CURATE: Scaling-up Differentially Private Causal Graph Discovery
This work addresses privacy concerns in causal graph discovery for sensitive observational data, offering an incremental improvement over existing differentially private methods by optimizing privacy budget allocation.
The paper tackles the problem of scaling up differentially private causal graph discovery by introducing CURATE, a framework with adaptive privacy budgeting that minimizes error probability for constraint-based algorithms and maximizes optimization iterations for score-based algorithms while bounding cumulative leakage. The result shows that CURATE achieves higher utility with less privacy leakage compared to existing DP-CGD algorithms, as validated through experiments on multiple datasets.
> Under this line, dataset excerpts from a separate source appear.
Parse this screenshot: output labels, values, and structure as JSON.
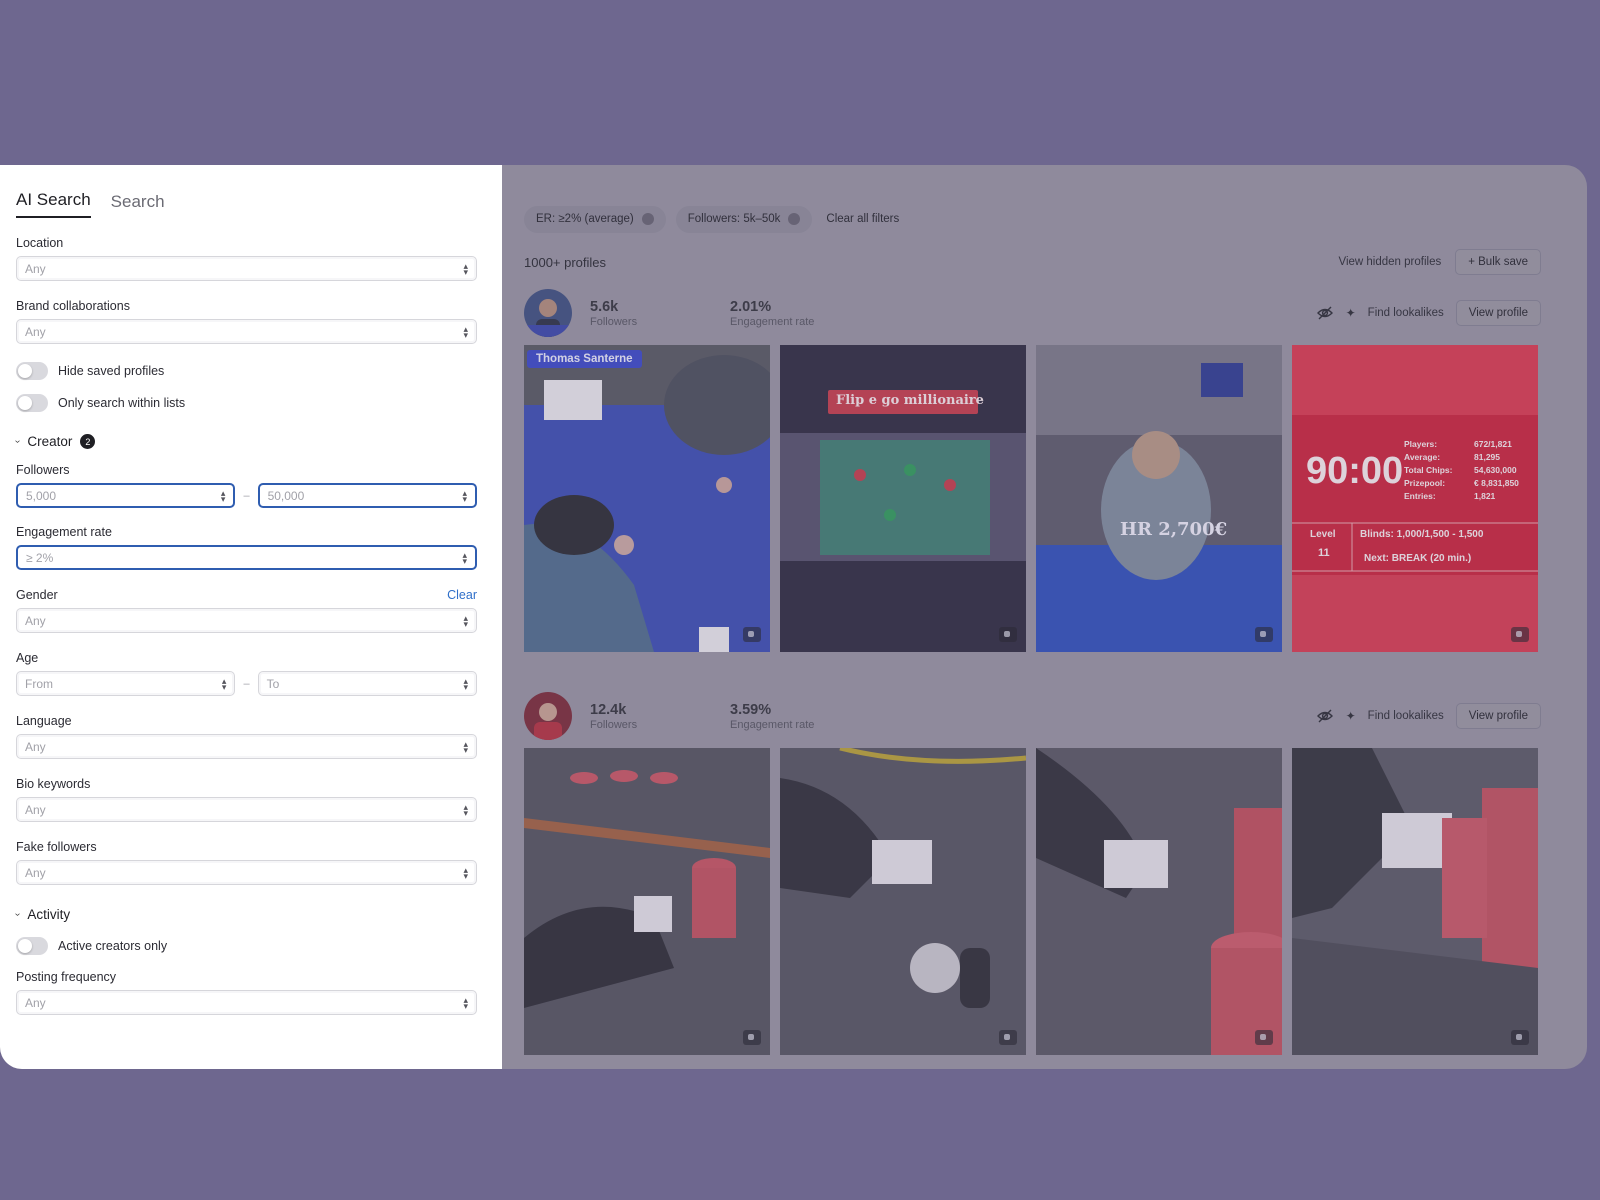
{
  "sidebar": {
    "tabs": [
      {
        "label": "AI Search",
        "active": true
      },
      {
        "label": "Search",
        "active": false
      }
    ],
    "location": {
      "label": "Location",
      "value": "Any"
    },
    "brand_collaborations": {
      "label": "Brand collaborations",
      "value": "Any"
    },
    "toggles": [
      {
        "label": "Hide saved profiles",
        "on": false
      },
      {
        "label": "Only search within lists",
        "on": false
      }
    ],
    "creator_section": {
      "label": "Creator",
      "badge": "2"
    },
    "followers": {
      "label": "Followers",
      "from": "5,000",
      "to": "50,000",
      "dash": "–"
    },
    "engagement_rate": {
      "label": "Engagement rate",
      "value": "≥ 2%"
    },
    "gender": {
      "label": "Gender",
      "clear": "Clear",
      "value": "Any"
    },
    "age": {
      "label": "Age",
      "from": "From",
      "to": "To",
      "dash": "–"
    },
    "language": {
      "label": "Language",
      "value": "Any"
    },
    "bio_keywords": {
      "label": "Bio keywords",
      "value": "Any"
    },
    "fake_followers": {
      "label": "Fake followers",
      "value": "Any"
    },
    "activity_section": {
      "label": "Activity"
    },
    "active_creators": {
      "label": "Active creators only",
      "on": false
    },
    "posting_frequency": {
      "label": "Posting frequency",
      "value": "Any"
    }
  },
  "main": {
    "chips": [
      {
        "label": "ER: ≥2% (average)"
      },
      {
        "label": "Followers: 5k–50k"
      }
    ],
    "clear_all": "Clear all filters",
    "count": "1000+ profiles",
    "view_hidden": "View hidden profiles",
    "bulk_save": "+ Bulk save",
    "profiles": [
      {
        "followers": "5.6k",
        "followers_label": "Followers",
        "er": "2.01%",
        "er_label": "Engagement rate",
        "find_lookalikes": "Find lookalikes",
        "view_profile": "View profile",
        "tile1_tag": "Thomas Santerne",
        "tile2_text": "Flip e go millionaire",
        "tile3_text": "HR 2,700€",
        "tile4_clock": "90:00",
        "tile4_stats": [
          "Players:",
          "672/1,821",
          "Average:",
          "81,295",
          "Total Chips:",
          "54,630,000",
          "Prizepool:",
          "€ 8,831,850",
          "Entries:",
          "1,821"
        ],
        "tile4_level": "Level",
        "tile4_level_num": "11",
        "tile4_blinds": "Blinds: 1,000/1,500 - 1,500",
        "tile4_next": "Next: BREAK (20 min.)"
      },
      {
        "followers": "12.4k",
        "followers_label": "Followers",
        "er": "3.59%",
        "er_label": "Engagement rate",
        "find_lookalikes": "Find lookalikes",
        "view_profile": "View profile"
      }
    ]
  },
  "colors": {
    "backdrop": "#6e678f",
    "focus_border": "#2f5db0",
    "name_tag": "#3a47c5",
    "card_red": "#c8233a"
  }
}
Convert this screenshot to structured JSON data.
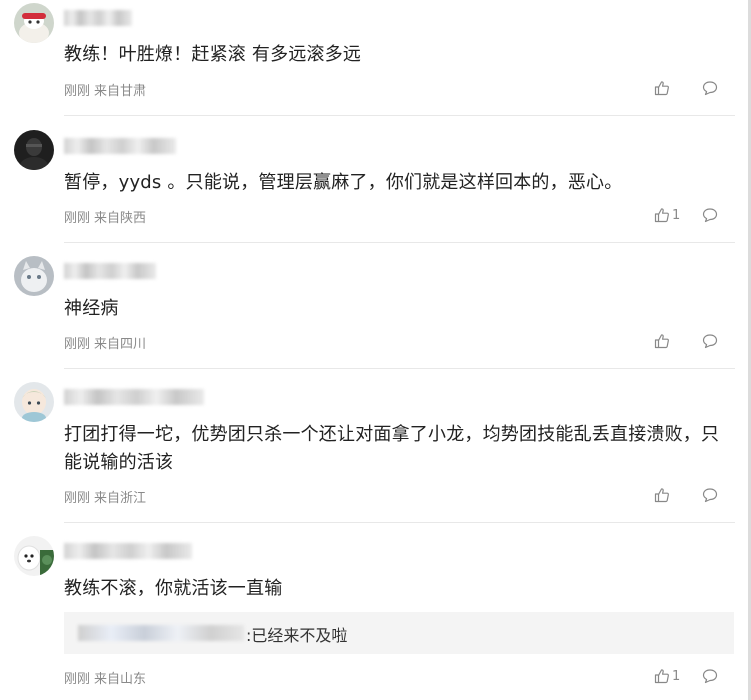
{
  "comments": [
    {
      "text": "教练！叶胜燎！赶紧滚 有多远滚多远",
      "time": "刚刚",
      "location": "来自甘肃",
      "likes": ""
    },
    {
      "text": "暂停，yyds 。只能说，管理层赢麻了，你们就是这样回本的，恶心。",
      "time": "刚刚",
      "location": "来自陕西",
      "likes": "1"
    },
    {
      "text": "神经病",
      "time": "刚刚",
      "location": "来自四川",
      "likes": ""
    },
    {
      "text": "打团打得一坨，优势团只杀一个还让对面拿了小龙，均势团技能乱丢直接溃败，只能说输的活该",
      "time": "刚刚",
      "location": "来自浙江",
      "likes": ""
    },
    {
      "text": "教练不滚，你就活该一直输",
      "time": "刚刚",
      "location": "来自山东",
      "likes": "1",
      "reply": ":已经来不及啦"
    }
  ],
  "icons": {
    "like": "thumbs-up-icon",
    "reply": "comment-bubble-icon"
  },
  "colors": {
    "text": "#222222",
    "meta": "#8a8a8a",
    "reply_bg": "#f4f4f4"
  }
}
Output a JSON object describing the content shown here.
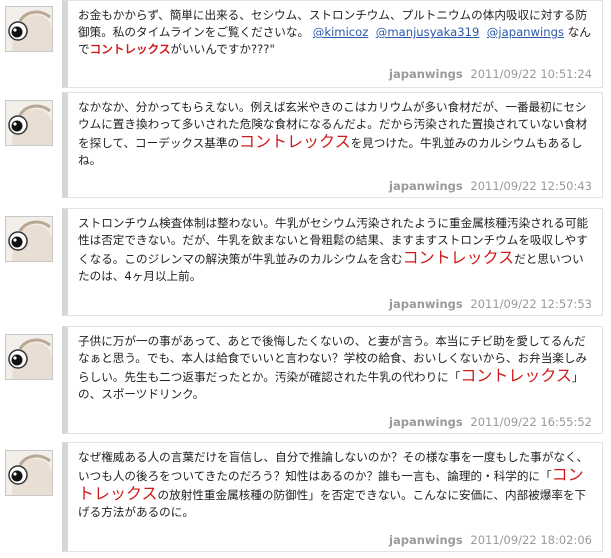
{
  "tweets": [
    {
      "pre": "お金もかからず、簡単に出来る、セシウム、ストロンチウム、プルトニウムの体内吸収に対する防御策。私のタイムラインをご覧くださいな。",
      "links": [
        "@kimicoz",
        "@manjusyaka319",
        "@japanwings"
      ],
      "mid": "なんで",
      "highlight": "コントレックス",
      "post": "がいいんですか???\"",
      "user": "japanwings",
      "time": "2011/09/22 10:51:24"
    },
    {
      "pre": "なかなか、分かってもらえない。例えば玄米やきのこはカリウムが多い食材だが、一番最初にセシウムに置き換わって多いされた危険な食材になるんだよ。だから汚染された置換されていない食材を探して、コーデックス基準の",
      "highlight": "コントレックス",
      "post": "を見つけた。牛乳並みのカルシウムもあるしね。",
      "user": "japanwings",
      "time": "2011/09/22 12:50:43"
    },
    {
      "pre": "ストロンチウム検査体制は整わない。牛乳がセシウム汚染されたように重金属核種汚染される可能性は否定できない。だが、牛乳を飲まないと骨粗鬆の結果、ますますストロンチウムを吸収しやすくなる。このジレンマの解決策が牛乳並みのカルシウムを含む",
      "highlight": "コントレックス",
      "post": "だと思いついたのは、4ヶ月以上前。",
      "user": "japanwings",
      "time": "2011/09/22 12:57:53"
    },
    {
      "pre": "子供に万が一の事があって、あとで後悔したくないの、と妻が言う。本当にチビ助を愛してるんだなぁと思う。でも、本人は給食でいいと言わない？学校の給食、おいしくないから、お弁当楽しみらしい。先生も二つ返事だったとか。汚染が確認された牛乳の代わりに「",
      "highlight": "コントレックス",
      "post": "」の、スポーツドリンク。",
      "user": "japanwings",
      "time": "2011/09/22 16:55:52"
    },
    {
      "pre": "なぜ権威ある人の言葉だけを盲信し、自分で推論しないのか？その様な事を一度もした事がなく、いつも人の後ろをついてきたのだろう？知性はあるのか？誰も一言も、論理的・科学的に「",
      "highlight": "コントレックス",
      "post": "の放射性重金属核種の防御性」を否定できない。こんなに安価に、内部被爆率を下げる方法があるのに。",
      "user": "japanwings",
      "time": "2011/09/22 18:02:06"
    }
  ]
}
Causal Graph Discovery (CGD) is the process of estimating the underlying probabilistic graphical model that represents joint distribution of features of a dataset. CGD-algorithms are broadly classified into two categories: (i) Constraint-based algorithms (outcome depends on conditional independence (CI) tests), (ii) Score-based algorithms (outcome depends on optimized score-function). Since, sensitive features of observational data is prone to privacy-leakage, Differential Privacy (DP) has been adopted to ensure user privacy in CGD. Adding same amount of noise in this sequential-natured estimation process affects the predictive performance of the algorithms. As initial CI tests in constraint-based algorithms and later iterations of the optimization process of score-based algorithms are crucial, they need to be more accurate, less noisy. Based on this key observation, we present CURATE (CaUsal gRaph AdapTivE privacy), a DP-CGD framework with adaptive privacy budgeting. In contrast to existing DP-CGD algorithms with uniform privacy budgeting across all iterations, CURATE allows adaptive privacy budgeting by minimizing error probability (for constraint-based), maximizing iterations of the optimization problem (for score-based) while keeping the cumulative leakage bounded. To validate our framework, we present a comprehensive set of experiments on several datasets and show that CURATE achieves higher utility compared to existing DP-CGD algorithms with less privacy-leakage.